2025년 2월 25일

Feb 25, 2025

DeepEP

(Chenggang Zhao and Shangyan Zhou and Liyue Zhang and Chengqi Deng and Zhean Xu and Yuxuan Liu and Kuai Yu and Jiashi Li and Liang Zhao)

DeepSeek의 오픈소스 2일차는 DeepSeek V3에서 가장 화제가 됐던 부분 중 하나인 Expert Parallel을 위한 통신 라이브러리군요.

Day 2 of DeepSeek's open-source release is a communication library for expert parallel, which was one of the most talked thing from DeepSeek V3.

#efficiency

Fractal Generative Models

(Tianhong Li, Qinyi Sun, Lijie Fan, Kaiming He)

Modularization is a cornerstone of computer science, abstracting complex functions into atomic building blocks. In this paper, we introduce a new level of modularization by abstracting generative models into atomic generative modules. Analogous to fractals in mathematics, our method constructs a new type of generative model by recursively invoking atomic generative modules, resulting in self-similar fractal architectures that we call fractal generative models. As a running example, we instantiate our fractal framework using autoregressive models as the atomic generative modules and examine it on the challenging task of pixel-by-pixel image generation, demonstrating strong performance in both likelihood estimation and generation quality. We hope this work could open a new paradigm in generative modeling and provide a fertile ground for future research. Code is available at https://github.com/LTH14/fractalgen.

시퀀스를 재귀적으로 쪼개고 쪼개진 시퀀스 내에서 Autoregressive 학습을 하는 모델이군요. 구현조차도 재귀적입니다.

A generative model that recursively splits a sequence and performs autoregressive training on the split sequences. The implementation itself is also recursive.

#generative-model #autoregressive-model

Reasoning with Latent Thoughts: On the Power of Looped Transformers

(Nikunj Saunshi, Nishanth Dikkala, Zhiyuan Li, Sanjiv Kumar, Sashank J. Reddi)
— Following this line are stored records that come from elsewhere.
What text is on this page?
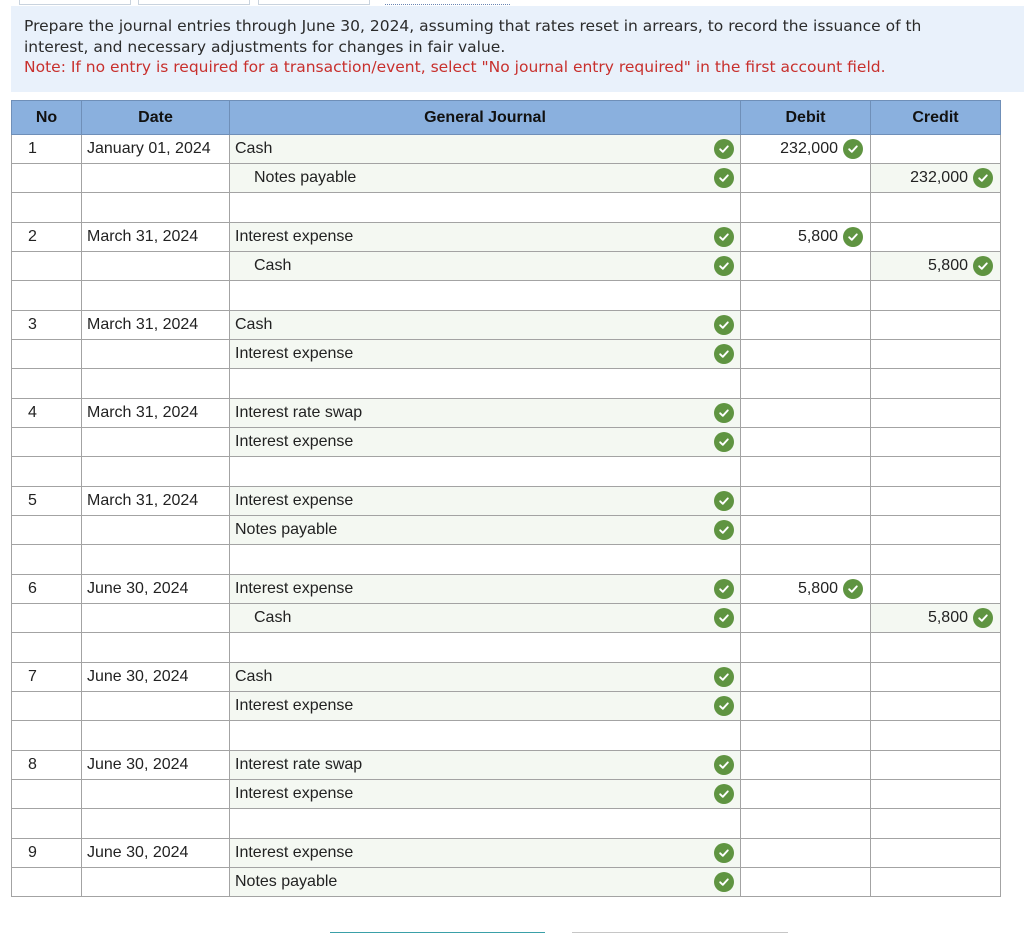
Prepare the journal entries through June 30, 2024, assuming that rates reset in arrears, to record the issuance of th
interest, and necessary adjustments for changes in fair value.
Note: If no entry is required for a transaction/event, select "No journal entry required" in the first account field.
No	Date	General Journal	Debit	Credit
1	January 01, 2024	Cash	232,000

		Notes payable		232,000

2	March 31, 2024	Interest expense	5,800

		Cash		5,800

3	March 31, 2024	Cash

		Interest expense

4	March 31, 2024	Interest rate swap

		Interest expense

5	March 31, 2024	Interest expense

		Notes payable

6	June 30, 2024	Interest expense	5,800

		Cash		5,800

7	June 30, 2024	Cash

		Interest expense

8	June 30, 2024	Interest rate swap

		Interest expense

9	June 30, 2024	Interest expense

		Notes payable
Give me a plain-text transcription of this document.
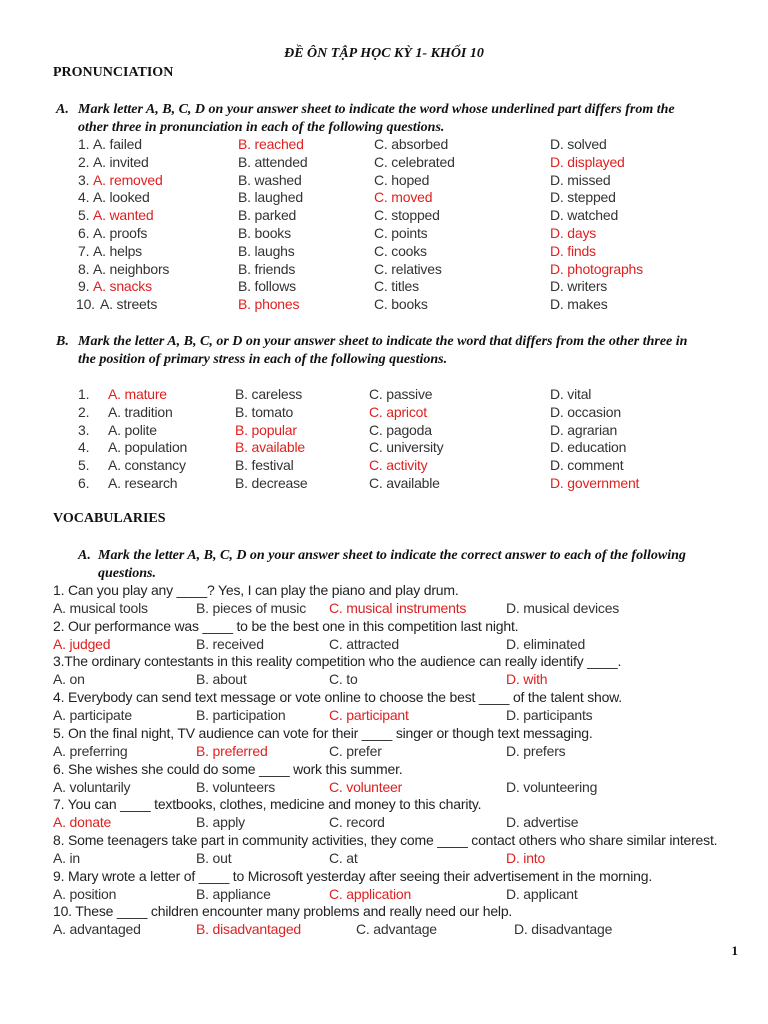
ĐỀ ÔN TẬP HỌC KỲ 1- KHỐI 10
PRONUNCIATION
A. Mark letter A, B, C, D on your answer sheet to indicate the word whose underlined part differs from the
other three in pronunciation in each of the following questions.
1. A. failed	B. reached	C. absorbed	D. solved
2. A. invited	B. attended	C. celebrated	D. displayed
3. A. removed	B. washed	C. hoped	D. missed
4. A. looked	B. laughed	C. moved	D. stepped
5. A. wanted	B. parked	C. stopped	D. watched
6. A. proofs	B. books	C. points	D. days
7. A. helps	B. laughs	C. cooks	D. finds
8. A. neighbors	B. friends	C. relatives	D. photographs
9. A. snacks	B. follows	C. titles	D. writers
10. A. streets	B. phones	C. books	D. makes
B. Mark the letter A, B, C, or D on your answer sheet to indicate the word that differs from the other three in
the position of primary stress in each of the following questions.
1. A. mature	B. careless	C. passive	D. vital
2. A. tradition	B. tomato	C. apricot	D. occasion
3. A. polite	B. popular	C. pagoda	D. agrarian
4. A. population	B. available	C. university	D. education
5. A. constancy	B. festival	C. activity	D. comment
6. A. research	B. decrease	C. available	D. government
VOCABULARIES
A. Mark the letter A, B, C, D on your answer sheet to indicate the correct answer to each of the following
questions.
1. Can you play any ____? Yes, I can play the piano and play drum.
A. musical tools	B. pieces of music C. musical instruments	D. musical devices
2. Our performance was ____ to be the best one in this competition last night.
A. judged	B. received	C. attracted	D. eliminated
3.The ordinary contestants in this reality competition who the audience can really identify ____.
A. on	B. about	C. to	D. with
4. Everybody can send text message or vote online to choose the best ____ of the talent show.
A. participate	B. participation	C. participant	D. participants
5. On the final night, TV audience can vote for their ____ singer or though text messaging.
A. preferring	B. preferred	C. prefer	D. prefers
6. She wishes she could do some ____ work this summer.
A. voluntarily	B. volunteers	C. volunteer	D. volunteering
7. You can ____ textbooks, clothes, medicine and money to this charity.
A. donate	B. apply	C. record	D. advertise
8. Some teenagers take part in community activities, they come ____ contact others who share similar interest.
A. in	B. out	C. at	D. into
9. Mary wrote a letter of ____ to Microsoft yesterday after seeing their advertisement in the morning.
A. position	B. appliance	C. application	D. applicant
10. These ____ children encounter many problems and really need our help.
A. advantaged	B. disadvantaged	C. advantage	D. disadvantage
1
Large language models have shown remarkable reasoning abilities and scaling laws suggest that large parameter count, especially along the depth axis, is the primary driver. In this work, we make a stronger claim -- many reasoning problems require a large depth but not necessarily many parameters. This unlocks a novel application of looped models for reasoning. Firstly, we show that for many synthetic reasoning problems like addition, p-hop induction, and math problems, a k-layer transformer looped L times nearly matches the performance of a kLkL-layer non-looped model, and is significantly better than a k-layer model. This is further corroborated by theoretical results showing that many such reasoning problems can be solved via iterative algorithms, and thus, can be solved effectively using looped models with nearly optimal depth. Perhaps surprisingly, these benefits also translate to practical settings of language modeling -- on many downstream reasoning tasks, a language model with k-layers looped L times can be competitive to, if not better than, a kL-layer language model. In fact, our empirical analysis reveals an intriguing phenomenon: looped and non-looped models exhibit scaling behavior that depends on their effective depth, akin to the inference-time scaling of chain-of-thought (CoT) reasoning. We further elucidate the connection to CoT reasoning by proving that looped models implicitly generate latent thoughts and can simulate T steps of CoT with T loops. Inspired by these findings, we also present an interesting dichotomy between reasoning and memorization, and design a looping-based regularization that is effective on both fronts.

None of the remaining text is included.